You're like a vegan at a braai: mostly ignored, largely misunderstood and usually stuck in the wrong place in frantic desperation, like next to the lamb's on the spit.

Apostrophe, I know that, if it's not contraction or possession I'm after, I don't need you. I should just take a breath and stick the s on: BMWs, photos, 1990s.

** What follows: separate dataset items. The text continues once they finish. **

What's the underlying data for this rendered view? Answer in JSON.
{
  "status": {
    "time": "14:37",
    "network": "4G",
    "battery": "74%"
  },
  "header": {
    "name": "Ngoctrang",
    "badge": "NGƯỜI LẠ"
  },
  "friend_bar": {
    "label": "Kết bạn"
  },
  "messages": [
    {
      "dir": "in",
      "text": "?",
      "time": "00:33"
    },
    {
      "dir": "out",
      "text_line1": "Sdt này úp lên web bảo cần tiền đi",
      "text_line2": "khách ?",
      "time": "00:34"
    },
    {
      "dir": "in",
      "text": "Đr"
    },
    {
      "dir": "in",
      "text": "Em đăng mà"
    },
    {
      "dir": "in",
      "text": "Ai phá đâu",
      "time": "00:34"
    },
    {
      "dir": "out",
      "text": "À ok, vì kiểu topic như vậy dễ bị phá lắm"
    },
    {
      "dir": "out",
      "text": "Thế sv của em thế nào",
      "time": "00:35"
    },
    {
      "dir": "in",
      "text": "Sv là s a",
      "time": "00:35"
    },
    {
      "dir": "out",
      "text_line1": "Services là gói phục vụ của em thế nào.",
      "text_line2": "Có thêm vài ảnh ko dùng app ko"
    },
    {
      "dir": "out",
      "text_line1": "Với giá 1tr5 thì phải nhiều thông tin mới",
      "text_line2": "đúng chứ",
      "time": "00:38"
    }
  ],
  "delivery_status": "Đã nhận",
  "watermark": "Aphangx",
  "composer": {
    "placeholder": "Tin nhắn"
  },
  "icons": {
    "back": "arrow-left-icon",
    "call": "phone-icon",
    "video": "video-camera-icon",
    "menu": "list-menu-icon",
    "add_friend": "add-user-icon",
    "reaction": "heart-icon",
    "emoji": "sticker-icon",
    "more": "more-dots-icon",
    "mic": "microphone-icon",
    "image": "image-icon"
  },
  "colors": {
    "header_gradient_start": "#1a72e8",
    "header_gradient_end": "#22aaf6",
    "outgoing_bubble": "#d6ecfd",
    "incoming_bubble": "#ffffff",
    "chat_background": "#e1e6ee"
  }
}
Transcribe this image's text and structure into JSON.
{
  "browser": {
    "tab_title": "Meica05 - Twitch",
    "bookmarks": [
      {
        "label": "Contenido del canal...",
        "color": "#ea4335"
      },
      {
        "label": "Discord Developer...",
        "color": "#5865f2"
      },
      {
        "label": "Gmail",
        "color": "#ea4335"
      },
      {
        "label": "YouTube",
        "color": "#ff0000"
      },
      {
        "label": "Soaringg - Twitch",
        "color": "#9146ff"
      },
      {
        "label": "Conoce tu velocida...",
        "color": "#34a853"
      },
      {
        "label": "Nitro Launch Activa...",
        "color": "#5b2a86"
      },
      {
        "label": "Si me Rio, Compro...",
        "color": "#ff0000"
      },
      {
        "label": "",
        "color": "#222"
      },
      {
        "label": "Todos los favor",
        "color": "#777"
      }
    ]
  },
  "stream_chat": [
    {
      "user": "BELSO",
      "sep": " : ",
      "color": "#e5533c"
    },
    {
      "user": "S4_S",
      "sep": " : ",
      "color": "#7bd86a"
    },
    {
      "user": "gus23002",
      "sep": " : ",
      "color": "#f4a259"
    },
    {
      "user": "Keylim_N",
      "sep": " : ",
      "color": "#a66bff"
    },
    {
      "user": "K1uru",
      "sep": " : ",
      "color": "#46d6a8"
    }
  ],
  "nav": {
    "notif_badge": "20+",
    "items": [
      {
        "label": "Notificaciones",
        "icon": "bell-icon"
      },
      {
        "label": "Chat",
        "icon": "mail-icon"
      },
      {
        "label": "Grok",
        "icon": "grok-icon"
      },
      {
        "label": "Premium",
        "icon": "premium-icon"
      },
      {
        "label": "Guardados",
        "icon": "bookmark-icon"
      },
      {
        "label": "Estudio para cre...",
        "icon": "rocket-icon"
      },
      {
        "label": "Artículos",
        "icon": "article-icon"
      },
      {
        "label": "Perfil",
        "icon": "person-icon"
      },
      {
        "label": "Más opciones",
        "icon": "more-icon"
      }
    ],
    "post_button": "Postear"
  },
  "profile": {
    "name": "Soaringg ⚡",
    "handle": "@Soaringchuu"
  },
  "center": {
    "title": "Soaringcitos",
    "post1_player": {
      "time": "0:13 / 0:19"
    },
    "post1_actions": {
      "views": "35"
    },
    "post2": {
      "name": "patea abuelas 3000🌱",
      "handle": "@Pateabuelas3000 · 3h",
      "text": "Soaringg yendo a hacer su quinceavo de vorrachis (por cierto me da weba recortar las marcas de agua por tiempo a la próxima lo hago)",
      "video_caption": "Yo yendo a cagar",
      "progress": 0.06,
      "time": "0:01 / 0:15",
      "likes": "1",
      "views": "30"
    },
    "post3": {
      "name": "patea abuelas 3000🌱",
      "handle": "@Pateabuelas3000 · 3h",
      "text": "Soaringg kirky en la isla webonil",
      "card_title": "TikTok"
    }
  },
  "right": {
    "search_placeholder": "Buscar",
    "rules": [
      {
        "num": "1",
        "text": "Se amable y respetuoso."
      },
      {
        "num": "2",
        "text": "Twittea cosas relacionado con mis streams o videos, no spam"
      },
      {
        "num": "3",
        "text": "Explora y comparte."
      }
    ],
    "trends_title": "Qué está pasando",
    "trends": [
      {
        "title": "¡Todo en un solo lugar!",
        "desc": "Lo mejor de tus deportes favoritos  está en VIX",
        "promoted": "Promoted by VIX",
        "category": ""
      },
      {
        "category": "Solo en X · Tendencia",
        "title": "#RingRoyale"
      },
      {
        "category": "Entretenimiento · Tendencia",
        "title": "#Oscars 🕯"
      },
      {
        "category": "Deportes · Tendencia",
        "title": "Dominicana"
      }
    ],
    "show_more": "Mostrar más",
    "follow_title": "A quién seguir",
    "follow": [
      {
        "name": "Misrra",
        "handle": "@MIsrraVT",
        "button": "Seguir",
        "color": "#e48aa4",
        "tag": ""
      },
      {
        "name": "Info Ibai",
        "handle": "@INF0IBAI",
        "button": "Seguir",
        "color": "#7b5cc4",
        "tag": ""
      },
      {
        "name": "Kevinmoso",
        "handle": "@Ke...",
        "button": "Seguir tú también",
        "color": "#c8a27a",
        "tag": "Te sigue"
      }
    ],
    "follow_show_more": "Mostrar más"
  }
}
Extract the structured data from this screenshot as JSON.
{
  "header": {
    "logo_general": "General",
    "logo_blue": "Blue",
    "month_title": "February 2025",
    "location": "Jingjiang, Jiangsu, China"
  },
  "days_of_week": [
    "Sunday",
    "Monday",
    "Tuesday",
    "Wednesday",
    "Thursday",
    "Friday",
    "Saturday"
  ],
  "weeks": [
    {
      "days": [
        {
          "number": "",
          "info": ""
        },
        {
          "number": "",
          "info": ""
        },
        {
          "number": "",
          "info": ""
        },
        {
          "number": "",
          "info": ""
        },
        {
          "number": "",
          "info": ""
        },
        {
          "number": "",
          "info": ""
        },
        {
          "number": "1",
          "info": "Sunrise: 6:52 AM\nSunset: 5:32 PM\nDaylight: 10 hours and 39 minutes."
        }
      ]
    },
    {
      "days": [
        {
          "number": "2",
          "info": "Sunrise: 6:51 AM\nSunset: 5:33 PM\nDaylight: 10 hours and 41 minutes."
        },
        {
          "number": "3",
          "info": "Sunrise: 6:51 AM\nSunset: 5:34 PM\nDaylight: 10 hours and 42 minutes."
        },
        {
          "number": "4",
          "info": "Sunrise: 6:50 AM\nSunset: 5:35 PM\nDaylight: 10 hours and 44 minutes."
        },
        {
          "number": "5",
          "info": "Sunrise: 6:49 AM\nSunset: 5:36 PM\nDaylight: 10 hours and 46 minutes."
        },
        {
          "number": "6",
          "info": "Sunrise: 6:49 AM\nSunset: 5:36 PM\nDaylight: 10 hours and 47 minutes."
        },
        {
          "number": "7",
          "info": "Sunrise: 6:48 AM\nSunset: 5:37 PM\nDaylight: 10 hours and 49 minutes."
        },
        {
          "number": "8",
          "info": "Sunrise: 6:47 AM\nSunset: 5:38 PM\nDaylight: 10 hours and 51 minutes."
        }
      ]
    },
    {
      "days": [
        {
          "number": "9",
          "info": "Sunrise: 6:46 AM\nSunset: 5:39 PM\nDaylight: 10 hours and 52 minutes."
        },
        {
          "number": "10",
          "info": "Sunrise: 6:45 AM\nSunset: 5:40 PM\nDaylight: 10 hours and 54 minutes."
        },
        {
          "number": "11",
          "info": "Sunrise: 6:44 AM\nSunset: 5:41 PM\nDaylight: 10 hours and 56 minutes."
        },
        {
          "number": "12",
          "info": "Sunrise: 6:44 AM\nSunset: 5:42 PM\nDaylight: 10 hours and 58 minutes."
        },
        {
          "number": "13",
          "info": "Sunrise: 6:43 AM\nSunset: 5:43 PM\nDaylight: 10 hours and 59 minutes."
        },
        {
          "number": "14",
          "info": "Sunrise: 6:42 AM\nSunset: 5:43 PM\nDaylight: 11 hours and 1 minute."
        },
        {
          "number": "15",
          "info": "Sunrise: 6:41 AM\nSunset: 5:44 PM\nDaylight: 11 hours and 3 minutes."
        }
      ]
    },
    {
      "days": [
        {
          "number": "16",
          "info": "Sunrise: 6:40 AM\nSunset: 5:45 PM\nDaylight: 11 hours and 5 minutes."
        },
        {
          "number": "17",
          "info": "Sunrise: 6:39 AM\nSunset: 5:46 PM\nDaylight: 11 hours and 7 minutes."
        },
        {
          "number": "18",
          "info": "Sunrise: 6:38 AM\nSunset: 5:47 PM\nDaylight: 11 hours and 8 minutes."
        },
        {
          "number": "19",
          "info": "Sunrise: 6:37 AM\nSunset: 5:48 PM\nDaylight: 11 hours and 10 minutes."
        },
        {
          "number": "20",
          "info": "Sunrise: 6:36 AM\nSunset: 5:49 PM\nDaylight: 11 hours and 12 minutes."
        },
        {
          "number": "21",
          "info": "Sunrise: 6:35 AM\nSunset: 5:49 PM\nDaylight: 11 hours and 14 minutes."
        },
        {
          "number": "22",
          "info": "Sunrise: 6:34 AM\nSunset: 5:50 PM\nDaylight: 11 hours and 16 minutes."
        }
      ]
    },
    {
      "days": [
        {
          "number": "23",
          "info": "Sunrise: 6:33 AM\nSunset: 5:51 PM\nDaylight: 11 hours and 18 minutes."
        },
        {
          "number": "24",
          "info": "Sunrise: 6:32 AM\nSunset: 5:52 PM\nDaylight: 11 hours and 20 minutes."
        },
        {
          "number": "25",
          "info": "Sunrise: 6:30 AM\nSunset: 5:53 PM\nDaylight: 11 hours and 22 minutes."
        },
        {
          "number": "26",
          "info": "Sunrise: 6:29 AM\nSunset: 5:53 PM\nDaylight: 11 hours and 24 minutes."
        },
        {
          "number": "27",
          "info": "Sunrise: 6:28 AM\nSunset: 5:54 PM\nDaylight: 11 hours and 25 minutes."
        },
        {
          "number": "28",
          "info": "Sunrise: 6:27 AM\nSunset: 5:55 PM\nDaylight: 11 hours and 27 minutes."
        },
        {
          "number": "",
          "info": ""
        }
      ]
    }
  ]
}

My blessing for you, into the future, is that English-users exercise more restraint; that they take the time to ask, 'Am I shortening words or phrases? No. Am I showing possession or belonging? No. Right: no apostrophe.' In the interim, I intend to broadcast your message - and my admiration - as widely as possible.

Your #1 Fan,

About Tiffany Markman

Tiffany Markman is a highly opinionated copywriter, copy editor and writing trainer who has worked for over 300 clients worldwide. She hates misplaced apostrophes, old-fashioned business writing and the word ‘revert'. She loves generous paragraphing, art, skulls and black coffee. Read more at, email , follow @tiffanymarkman on Twitter and sign up for her newsletter.
Tim Pinder
Tiffany, thank you for trying to preserve the English language in South Africa. I wholeheartedly applaud your efforts.The thing that desperately requires saving is the 'ARE'. How many times have I heard 'We going to the Mall'? Or 'We going to buy a second hand car'. Aggghh, it offends my ears nearly as much as Naas Botha's 'quite a couple of tries'! Which I hear other, apparently intelligent people, repeat regularly. English Police, get out and make it stop before my ears bleed to death. Please!
Posted on 19 Oct 2012 11:43
caroline hurry
Great stuff Tiffany. Hear! Hear!
Posted on 19 Oct 2012 13:26
Jennifer Duncan
The worst thing about the apostrophe is that you end up doubting yourself. When absolutely everyone writes "enjoy music from the 60's" it feels somewhat churlish to be the only one to whom this is important. My personal bete noire is its and it's. It's a battle I'm intent on winning, even though mentioning its importance makes me sound like a crazy person.
Posted on 19 Oct 2012 18:35
Mariano Castrillon
You forgot my favourite : making plurals by adding apostrophe s. to a noun . For instance : potato's, photo's and many, many other insulting examples.
Posted on 20 Oct 2012 10:17
Ann Druce
And the misplaced apostrophe in it's when used to denote possession.
Posted on 22 Oct 2012 14:24
Bob Lewis
What small little complaints you all have!
Posted on 25 Oct 2012 14:23
Angela Horn
Brilliant read...thank's...err...thanks...I'm off to share!
Posted on 1 Nov 2012 09:32
Saskia Busch
Tiffany, just two rules and now we all know how to use it! Finally! Thank you.Your writing scintillates!
Posted on 13 Nov 2012 13:34
Lin Helme
Love it - I am the anal one in my office who likes to check everything before it goes out into the world - but the time it takes!! The worst culprit is the education department, where is my red pen?